MBGE SEMINAR by Çağatay SerdaroğluAuthor: COLLEGE OF SCIENCES
Location: SCI 103
KOÇ UNIVERSITY MBGE SEMINAR
Title : Identification of resistance mechanisms in AML versus Sorafenib treatment
Date : February 17, 2017 Friday
Time : 10:00
Place : SCI 103
Abstract : Acute myeloid leukemia (AML) is a myelodysplastic syndrome leading to the production of immature myeloid cells on the cost of healthy blood elements like thrombocytes and erythrocytes. AML is a very severe form of leukemia whose survival rate varies between 10-40%. It is an aggressive and genetically heterogeneous disease which initially can be treated with chemotherapy. However, a specific feature of AML is its recurrence in a chemotherapy resistant form. For these reasons, AML requires a more detailed understanding of its molecular biology. Fms-related tyrosine kinase 3 (FLT3) is a receptor tyrosine kinase expressed on hematopoietic progenitors and on most leukemic myeloblasts. FLT3 internal tandem duplications (FLT3-ITDs) are seen in approximately 30% of patients with de novo AML and patients with FLT3-ITD have a poor prognosis (PMID:11535508, 12393388). Clinicians mainly focus on FLT3 inhibition as an additional treatment to chemotherapy. Most of the FLT3 inhibitors are still on trial phase. Sorafenib is a multi-kinase inhibitor that has the potential to stop blast cell proliferation for a short period. However, successful blast reduction in FLT3-ITD driven AML with Sorafenib is only of short duration as AML cells develop resistance towards Sorafenib.

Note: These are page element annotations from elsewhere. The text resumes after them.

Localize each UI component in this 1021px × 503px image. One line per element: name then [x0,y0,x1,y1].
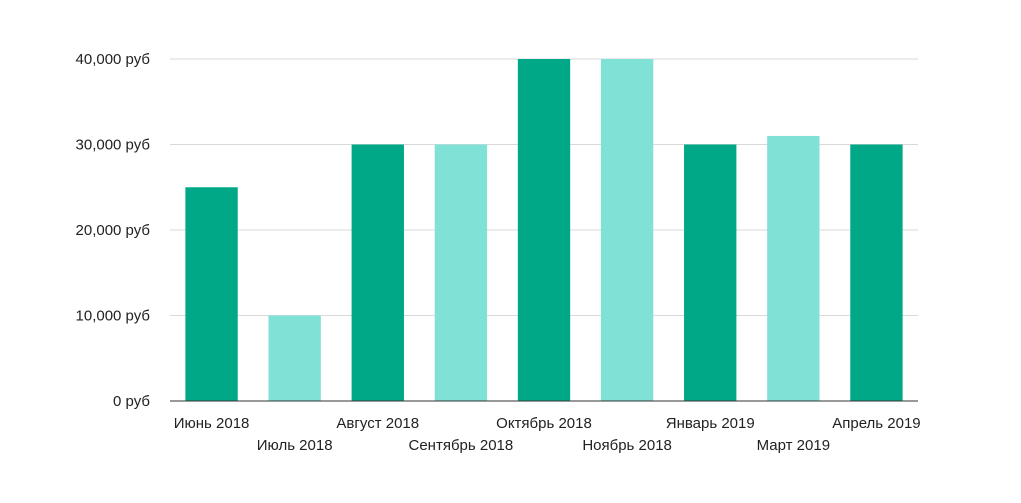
y-tick-label: 0 руб [113,393,150,410]
bar [600,59,654,401]
x-tick-label: Март 2019 [757,437,830,454]
bar [517,59,571,401]
x-tick-label: Октябрь 2018 [496,415,592,432]
y-tick-label: 20,000 руб [76,222,150,239]
y-tick-label: 30,000 руб [76,137,150,154]
y-tick-label: 10,000 руб [76,308,150,325]
bar [351,144,404,401]
x-tick-label: Июль 2018 [257,437,333,454]
bar [268,315,321,401]
bar [850,144,903,401]
bar [767,135,820,401]
x-tick-label: Сентябрь 2018 [409,437,514,454]
bar [434,144,488,401]
x-tick-label: Ноябрь 2018 [582,437,672,454]
bars [185,59,903,401]
x-tick-label: Январь 2019 [666,415,755,432]
x-tick-label: Июнь 2018 [174,415,250,432]
y-tick-labels: 0 руб 10,000 руб 20,000 руб 30,000 руб 40,00… [76,51,150,410]
x-tick-label: Август 2018 [336,415,419,432]
bar [684,144,737,401]
bar [185,187,238,401]
x-tick-label: Апрель 2019 [832,415,920,432]
y-tick-label: 40,000 руб [76,51,150,68]
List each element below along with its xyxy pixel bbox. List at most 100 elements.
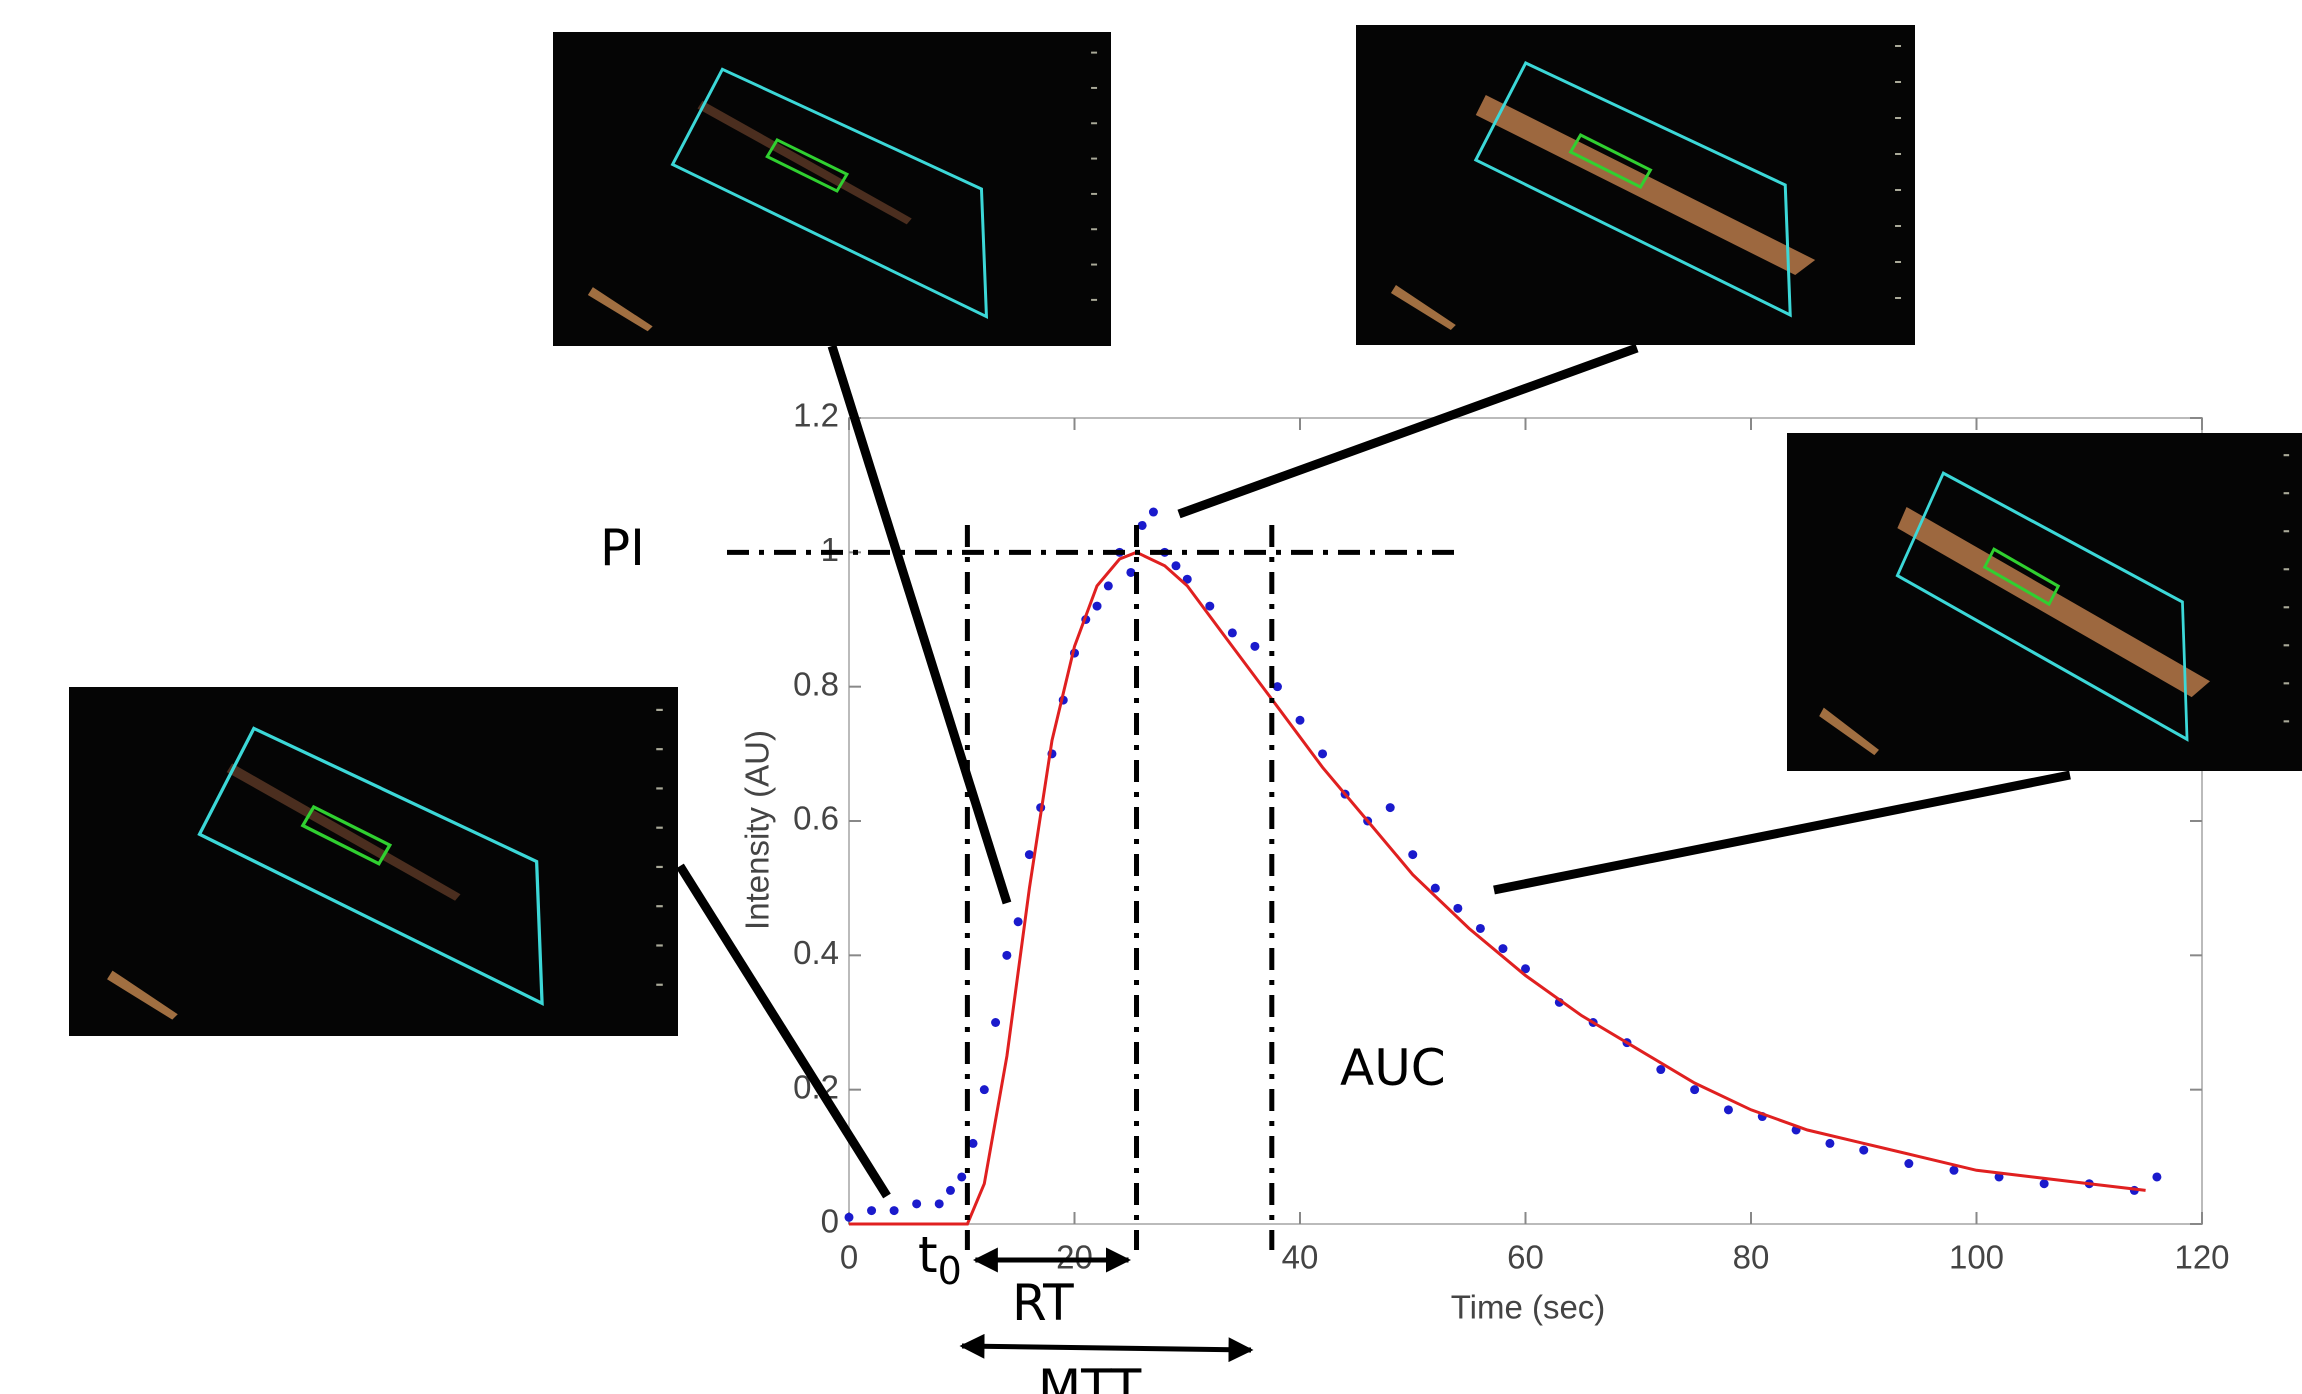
probe-streak <box>1819 707 1879 756</box>
data-point <box>889 1206 899 1216</box>
data-point <box>1250 641 1260 651</box>
data-point <box>934 1199 944 1209</box>
depth-tick <box>1091 122 1098 125</box>
roi-outline <box>1895 471 2189 742</box>
data-point <box>1498 944 1508 954</box>
depth-tick <box>656 865 663 869</box>
depth-tick <box>656 826 663 829</box>
x-tick-label: 20 <box>1056 1239 1093 1276</box>
data-point <box>1521 964 1530 974</box>
depth-tick <box>1895 117 1902 119</box>
depth-tick <box>656 905 663 908</box>
pi-label: PI <box>600 519 645 577</box>
depth-tick <box>656 748 663 751</box>
data-point <box>1453 903 1463 913</box>
y-tick-label: 0.8 <box>793 665 839 702</box>
depth-tick <box>656 708 663 711</box>
vessel <box>1475 95 1816 275</box>
roi-box <box>1982 547 2061 607</box>
x-tick-label: 60 <box>1507 1239 1544 1276</box>
depth-tick <box>1895 81 1902 83</box>
data-point <box>968 1138 978 1148</box>
roi-box <box>1568 133 1653 189</box>
data-point <box>844 1212 854 1222</box>
probe-streak <box>107 970 178 1020</box>
y-axis-label: Intensity (AU) <box>739 730 776 930</box>
fit-curve <box>849 550 2146 1226</box>
roi-box <box>765 138 850 193</box>
depth-tick <box>1895 45 1902 47</box>
data-point <box>1656 1065 1666 1075</box>
mtt-arrow <box>959 1333 1254 1363</box>
connector <box>1177 343 1639 519</box>
vessel <box>226 763 461 901</box>
y-tick-label: 0.6 <box>793 800 839 837</box>
depth-tick <box>656 944 663 947</box>
roi-outline <box>1473 61 1792 318</box>
data-point <box>1148 507 1158 517</box>
t0-main: t <box>918 1226 938 1284</box>
depth-tick <box>2283 682 2290 685</box>
depth-tick <box>1091 86 1098 89</box>
data-point <box>912 1199 922 1209</box>
x-tick-label: 120 <box>2174 1239 2229 1276</box>
data-point <box>1408 850 1418 860</box>
depth-tick <box>1091 51 1098 54</box>
depth-tick <box>2283 492 2290 495</box>
y-tick-label: 1.2 <box>793 397 839 434</box>
auc-label: AUC <box>1340 1039 1446 1097</box>
data-point <box>1475 923 1485 933</box>
mtt-label: MTT <box>1038 1359 1142 1394</box>
depth-tick <box>2283 720 2290 723</box>
depth-tick <box>1091 157 1098 160</box>
depth-tick <box>2283 530 2290 533</box>
depth-tick <box>1895 297 1902 299</box>
rt-label: RT <box>1012 1274 1074 1332</box>
connector <box>1493 770 2071 895</box>
depth-tick <box>656 983 663 986</box>
data-point <box>1126 567 1136 577</box>
depth-tick <box>2283 606 2290 609</box>
data-point <box>957 1172 967 1182</box>
data-point <box>1295 715 1305 725</box>
probe-streak <box>587 287 653 332</box>
depth-tick <box>1895 189 1902 191</box>
data-point <box>1024 850 1034 860</box>
depth-tick <box>2283 644 2290 647</box>
x-tick-label: 40 <box>1282 1239 1319 1276</box>
x-tick-label: 80 <box>1733 1239 1770 1276</box>
data-point <box>1272 682 1282 692</box>
depth-tick <box>1895 261 1902 263</box>
vessel <box>1897 506 2211 698</box>
roi-outline <box>670 67 989 319</box>
data-point <box>1949 1165 1959 1175</box>
data-point <box>945 1185 955 1195</box>
data-point <box>1227 628 1237 638</box>
data-point <box>1182 574 1192 584</box>
t0-sub: 0 <box>938 1249 962 1293</box>
data-point <box>979 1085 989 1095</box>
x-tick-label: 0 <box>840 1239 858 1276</box>
data-point <box>867 1206 877 1216</box>
data-point <box>1904 1159 1914 1169</box>
probe-streak <box>1390 285 1456 330</box>
x-tick-label: 100 <box>1949 1239 2004 1276</box>
data-point <box>2039 1179 2049 1189</box>
ultrasound-inset <box>553 32 1111 346</box>
data-point <box>1318 749 1328 759</box>
ultrasound-inset <box>69 687 678 1036</box>
depth-tick <box>1091 228 1098 231</box>
data-point <box>1825 1138 1835 1148</box>
connector <box>827 344 1012 905</box>
x-axis-label: Time (sec) <box>1451 1289 1606 1326</box>
connector <box>676 863 891 1199</box>
data-point <box>2152 1172 2162 1182</box>
ultrasound-inset <box>1356 25 1915 345</box>
vessel <box>697 100 912 225</box>
t0-label: t0 <box>918 1226 962 1293</box>
data-point <box>1430 883 1440 893</box>
depth-tick <box>1091 192 1098 195</box>
data-point <box>1859 1145 1869 1155</box>
depth-tick <box>1895 153 1902 155</box>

In this study we used the MV4-11 cell line with an FLT3-ITD mutation as a model to identify resistance mechanisms in AML cells. Therefore, we treated the cell 5nM of Sorafenib chronically. We would like to figure out how cells become resistant to Sorafenib treatment analysing their secretome and surface proteome profiles to identify proteins that are decreased or increased in their expression. Potential resistance mechanisms are upregulation of FLT3 itself, increased expression of alternative receptor tyrosine kinases, activation of NF kappa B signalling and increased efflux of Sorafenib by membrane transporters.